Sonra Rum imparatoru Hirakl tercümanı vasıtasıyla sormaya başladı

— O zatın aranızda hasebi nasıldır?

— O aramızda şerefli bir aileye mensubtur, dedim. Hirakl:

— Sülalesinde hükümdar olan var mıydı? Ebu Süfyan:

— Hayır, yoktu. Hirakl:

— Peygamberlik davasından önce kendisini yalancılıkla itham eder miydiniz?

Ebu Süfyan:

— Hayır, etmezdik. Hirakl:

— Kendisine, insanların yüksek tabakasından olanlar mı, yoksa zayıflar mı uyuyor? Ebu Süfyan:

— Hayır, kuvvetliler değil, zayıflar tabi oluyor. Hirakl:

— Onun dinine girenler çoğalıyor mu', yoksa geri dönenler olup da azalıyor mu? Ebu Süfyan:

— Muhakkak ki, çoğalıyorlar.

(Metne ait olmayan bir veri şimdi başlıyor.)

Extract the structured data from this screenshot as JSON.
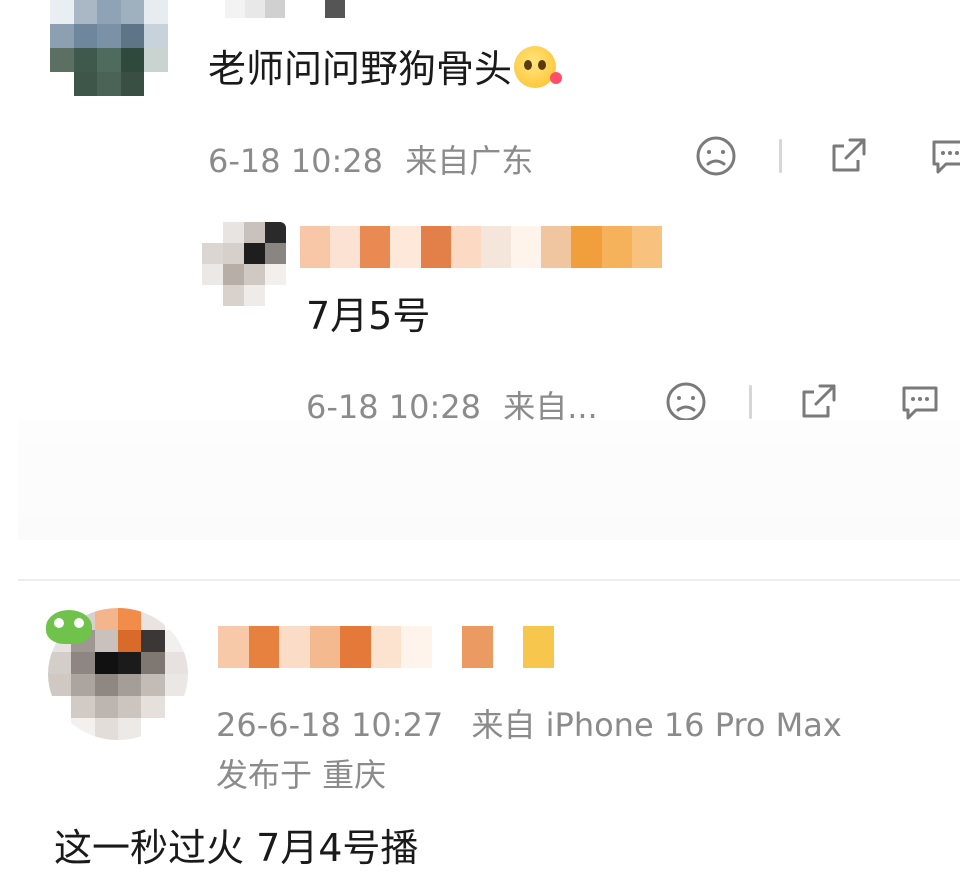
{
  "thread": {
    "comment": {
      "text": "老师问问野狗骨头",
      "emoji": "hug-face-emoji",
      "time": "6-18 10:28",
      "location": "来自广东"
    },
    "reply": {
      "text": "7月5号",
      "time": "6-18 10:28",
      "location": "来自..."
    }
  },
  "post": {
    "time": "26-6-18 10:27",
    "device": "来自 iPhone 16 Pro Max",
    "location": "发布于 重庆",
    "text": "这一秒过火 7月4号播"
  },
  "colors": {
    "meta_gray": "#8b8b8b",
    "text_dark": "#1a1a1a",
    "divider": "#ececec",
    "icon_gray": "#7a7a7a"
  }
}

Hirakl:

— Onunla hiç harbettiniz mi? Ebu Süfyan:

— Evet, yaptık. Hirakl:

— Savaşınız nasıl geçti? Ebu Süfyan:

— Bazen O, bazen biz galib geliyoruz. Hirakl:

— Onun anlaşmayı bozduğu oluyor mu? Ebu Süfyan:

— Hayır, ancak onunla şu anda bir anlaşmamız var, bu hususta nasıl hareket edeceğini bilmiyoruz.

Ebu Süfyan radıyallahu anh diyor ki: Allah'a yemin ederim ki, bu mesele ile alakalı olarak bu konuştuklarıma başka bir kelime sıkıştıramadım.

Hirakl:

— Ondan önce, onun söylediği bu şeyleri söyleyen kimse oldu mu? Ebu Süfyan:

— Hayır, kimse olmadı.

Bundan sonra Hirakl, tercümanına beni kasdederek dedi ki:

— Kendisine söyle, onun hasebinden sordum; şeref sahibi olduğunu söyledin. Peygamberler böyledirler, kavminin şereflileri arasından gönderilirler.

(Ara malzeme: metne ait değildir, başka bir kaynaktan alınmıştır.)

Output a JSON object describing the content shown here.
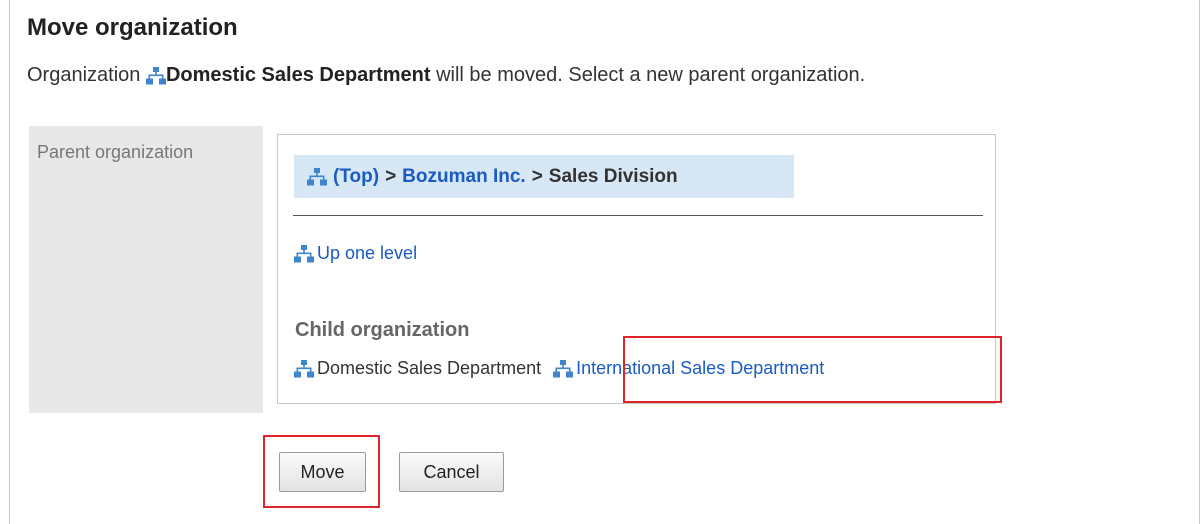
{
  "page": {
    "title": "Move organization",
    "description": {
      "prefix": "Organization",
      "org_name": "Domestic Sales Department",
      "suffix": "will be moved. Select a new parent organization."
    }
  },
  "form": {
    "parent_label": "Parent organization",
    "breadcrumb": {
      "items": [
        "(Top)",
        "Bozuman Inc.",
        "Sales Division"
      ],
      "separator": ">"
    },
    "up_one_level": "Up one level",
    "child_heading": "Child organization",
    "children": [
      {
        "label": "Domestic Sales Department",
        "selectable": false
      },
      {
        "label": "International Sales Department",
        "selectable": true,
        "highlighted": true
      }
    ]
  },
  "buttons": {
    "move": "Move",
    "cancel": "Cancel"
  },
  "icons": {
    "organization": "org-chart-icon"
  },
  "colors": {
    "link": "#1a5bc4",
    "icon": "#3d86cf",
    "breadcrumb_bg": "#d7e7f5",
    "highlight": "#e0242b"
  }
}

Sülalesinde hükümdar var mı? diye sordum; olmadığını söyledin. Sülalesinde hükümdar bulunsaydı, babalarından kalan saltanat davası peşinde koşan bir kimsedir, diyecektim.

Cemaatı halkın zayıflarından mı, yoksa kuvvetlilerinden mi? diye sordum. Zayıflarından, dedin. Peygamberlerin ümmeti de zaten o tabakadır.

Peygamberlik davasından önce yalan söylediğini görmüş müydünüz? diye sordum. Hayır, diye cevap verdin. Böyle olunca, insanlara yalan söylemekten kaçınsın da Allah adına yalan söylesin, bu olmaz diye düşündüm.

Dinine girenler çoğalıyor mu, yoksa beğenmeyenler olup da çıktıkları için azalıyor mu? diye sordum. Çoğaldığını söyledin, iman zaten böyledir, kalblere yerleştiği vakit.

Kendisi ile harbettiniz mi? diye sordum. Savaş yaptığınızı ve bunda bazen onun, bazen de sizin galib geldiğinizi söyledin. Peygamberler böyledir, imtihana tabi tutulduklarından her zaman muzaffer olmazlar. Ancak akibet, son zafer onlarındır.

Anlaşmaya uymadığı olur mu? diye sordum. Hayır, diye cevaplandırdın. Peygamberler böyledir, hıyanet etmezler.

Kendisinden evvel bu iddiada bulunan oldu mu? diye sordum. Hayır, dedin. Bulunmuş olsaydı, kendinden önceki birinin bu davası ile alakalı iddiasına uymuş, diyecektim.

Hirakl daha sonra:

— O, size neyi emrediyor? diye sordu. Ebu Süfyan:

— Namaz kılmayı, zekat vermeyi, akraba haklarına riayet etmeyi ve namuslu olmayı, diye cevap verdim, der. Hirakl:

— Eğer bu söyledikleri doğru ise o muhakkak peygamberdir. Onun zuhur edeceğini biliyordum, fakat siz Arabların içinden çıkacağını zannetmemiştim. Kendisine ulaşacağımı bilsem, onu görmeyi çok isterdim. Yanında olsaydım, hürmet ve tazim için ayaklarını yıkardım. Muhakkak onun mülkü ayaklarımın altındaki beldeye ulaşacaktır, dedi.

Hirakl sonra gelen mektubu istetip tercüman vasıtasiyle okudu.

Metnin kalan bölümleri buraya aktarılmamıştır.